SGQ as one of the largest coal producer in Mongolia. SouthGobi Resources is an integrated coal mining, development and exploration company. SGQ owns four significant coking and thermal coal projects in Mongolia’s South Gobi region: a producing mine, the Ovoot Tolgoi Mine; and three development projects, the Soumber Deposit, Zag Suuj Deposit and the Ovoot Tolgoi Underground Deposit. The company also holds seven mineral exploration licences in Mongolia. SGQ’s flagship Ovoot Tolgoi coal mine is located approximately 40km north of the Mongolia-China border. Following record exploration in 2011, the company has recently updated its NI 43-101 compliant estimates of coal resources and reserves. SGQ is estimated to hold overall measured plus indicated resources of 492.6Mt and inferred resources of 244Mt. Ovoot Tolgoi mine is estimated to have proven and probable reserves of 119.1Mt and 56.5Mt respectively. The mine currently produces semi-soft coking coal with calorific value over 7,200kcal/kg.
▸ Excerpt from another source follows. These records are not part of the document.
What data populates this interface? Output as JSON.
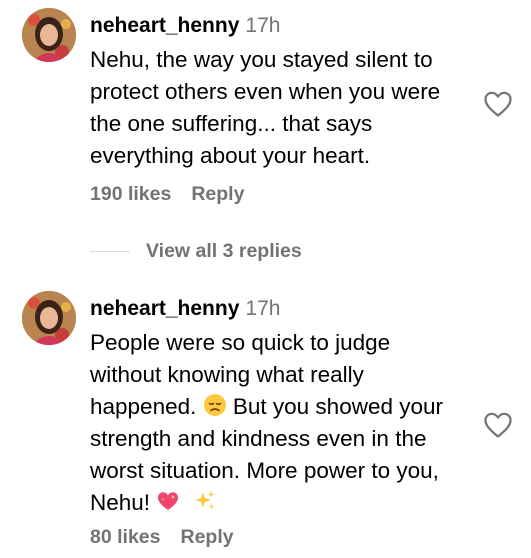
{
  "comments": [
    {
      "username": "neheart_henny",
      "timestamp": "17h",
      "text": "Nehu, the way you stayed silent to\nprotect others even when you were\nthe one suffering... that says\neverything about your heart.",
      "likes": "190 likes",
      "reply_label": "Reply",
      "view_replies": "View all 3 replies",
      "like_icon": "heart-outline-icon"
    },
    {
      "username": "neheart_henny",
      "timestamp": "17h",
      "text_part1": "People were so quick to judge\nwithout knowing what really\nhappened. ",
      "emoji1": "disappointed-face",
      "text_part2": " But you showed your\nstrength and kindness even in the\nworst situation. More power to you,\nNehu! ",
      "emoji2": "sparkling-heart",
      "emoji3": "sparkles",
      "likes": "80 likes",
      "reply_label": "Reply",
      "like_icon": "heart-outline-icon"
    }
  ],
  "colors": {
    "text": "#000000",
    "secondary": "#737373",
    "divider": "#dbdbdb",
    "background": "#ffffff"
  }
}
In line with Ivanhoe’s strategic options. Ivanhoe that owns approximately 57.6% of SGQ’s total shares has entered into a lock-up agreement with CHALCO and has agreed to tender all of its SGQ shares, on a pro-rata basis, to CHALCO. If the bid is executed, Ivanhoe could receive up to C$889mn (US$898mn). “...the value offered by this transaction is an excellent opportunity for our shareholders to realize significant value through our creation of what has become one of the fastest growing coal producers on China’s doorstep,” said Ivanhoe Mines Chairman David Huberman in the company’s accouncement today.
In our view, the sale of its SGQ shares is in line with Ivanhoe’s strategic options plan, especially after it was recently taken over by Rio Tinto, to focus on its key asset – the Oyu Tolgoi copper-gold project. Ivanhoe had announced before that it would consider sellig its subsidiaries to fund its core Oyu Tolgoi operations.
We believe that acquisition of a majority stake in SGQ is value accretive for CHALCO as valution is at significant discount to SGQ’s NAV and resource acqusition cost in global coking coal market. The CHALCO’s offer values SGQ at US$1.6bn in EV and US$2.2 per tonne of coal resources. According to our model, SGQ’s NAV is US$1.9bn and CHALCO’s offer implies a discount of 17%. In comparison to valuation of coking coal assets in recent M&A transactions of US$3.5 per tonne, SGQ is valued at 58% discount..
Reaction in Mongolia. If CHALCO\'s bid for a controlling stake in SGQ is successful, it would represent the largest foray by the major Chinese state-owned company into Mongolia. Other recent investments by Chinese SOEs include CNPC\'s extensive involvement in the oil exploration in the eastern Mongolia and the acquisition of Western Prospector, a uranium exploration company by China National Nuclear Corporation. The risk of the Mongolian authorities blocking the deal is low as Rio Tinto and Ivanhoe may have conducted consultations in advance. Moreover, the last year Chinalco signed US$250m off-take agreement with Erdenes Tavan Talgoi, the Mongolian state-owned company. However, the takeover of significant Mongolian coal producer by the Chinese company may still passionately play out during the election campaigning in coming weeks.
M&A driven value. This SGQ/CHALCO deal and others including US$500mn takeover of Hunnu Coal by Banpu are in line with our long held view articulated in Mergers & Acquisitions note on September 13, 2011 Mongolia Coal Companies Targeted in M&A Deals that Mongolian coal assets will be attracting increasing interest of strategic investors. Strong outlook for international commodity prices, proximity to China and attractive valuations make Mongolian assets lucrative to global and regional players. We expect strategic investors, including resource and energy companies, steel-makers and commodities traders to capitalize on investment opportunities in Mongolia.